11 November 2022
We are often faced with workplace misconduct where the employer has treated similar acts of misconduct by employees differently.
Consistently applying disciplinary actions and sanctions for the same or similar acts of misconduct is paramount for appropriate corrective action. Failing which, the employer is placed at severe risk.
Item 7 of Schedule 8, The Code of Good Practice, defines misconduct as:
- A contravention of a rule or standard regulating conduct in the workplace;
- Which rule or standard should be valid and reasonable;
- The employee should be aware or reasonably expected to be aware of the rule; and
- The employer should have consistently applied the rule or standard to all previous employees who contravened the same rule or standard.
Case Study
On review in Lonmin Mine v CCMA (JR1084/21), the Labour Court was tasked to establish if a dismissal was substantively unfair due to the alleged inconsistent application of discipline. The employee was dismissed for sleeping on the job and alleged that the misconduct had not been sanctioned by the employer in the past. The Labour Court upheld the review and found that a plea of inconsistency should be “sparingly upheld” by Arbitrators when raised and that “the raising of inconsistency cannot automatically come as a bar to the imposition of dismissal”.
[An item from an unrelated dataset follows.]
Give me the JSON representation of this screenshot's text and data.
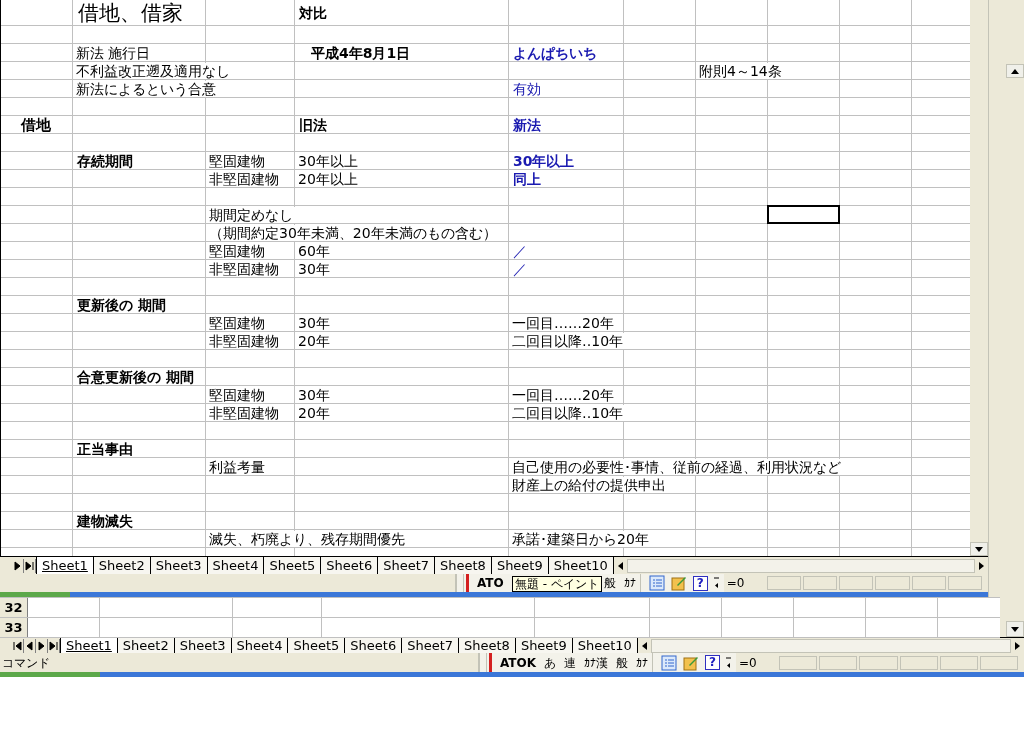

The Court in their finding referred to the decision in Comed Health CC v National Bargaining Council for the Chemical Industries (2012) 33 ILJ 623 (LC) which held that ‘the parity rule does not take away the right of the employer to impose different sanctions on employees who were involved in the same act of misconduct. The issue, when faced with the complaint that the employer has applied discipline inconsistently, is to consider the fairness of such inconsistent application of discipline.”
In evaluating the fairness of dismissal in a case involving the imposition of differential sanctions, the Commissioner has to consider whether there is an objective and fair reason for imposing different sanctions for misconduct arising from the same offence.
This means that various sanctions do not automatically lead to the conclusion that the dismissal was unfair. The fairness of the dismissal has to be determined based on whether the employer acted unfairly in imposing differential sanctions.
Where there is an allegation of discipline being applied inconsistently by an employer, the employee alleging the inconsistency is required to lay a credible basis for the claim, with the employer than having the onus of rebutting the allegation of inconsistency.
In the case of Capitec Bank v CCMA & Others (DA5/2019) [2020] (LAC) the Labour Appeal Court repeated the established principles relating to inconsistency as follows: “Historical consistency requires that an employer applies a penalty consistent with the manner in which it has been applied to other similarly situated employees in the past. Contemporaneous consistency requires that a penalty be applied consistently between two or more similarly situated employees who commit the same misconduct. Where an employer shows a legitimate basis to differentiate between employees, whether due to their seniority, personal circumstances, the severity of the misconduct or other material factors, no inconsistency will have been proved.”
Item 3(5) of the Code of Good Practice reads, “when deciding whether or not to impose the penalty of dismissal, the employer should in addition to the gravity of the misconduct consider factors such as the employees ‘circumstances, the nature of the job and the circumstances of the infringement itself.”
From the above, it is clear that item 7 of the Code cannot be applied blindly in isolation; in certain instances, when imposing a particular sanction, consistently applying a rule is not a “one size fits all” concept. The determining factor is the requirement of fairness and a valued judgement, considering all the relevant circumstances.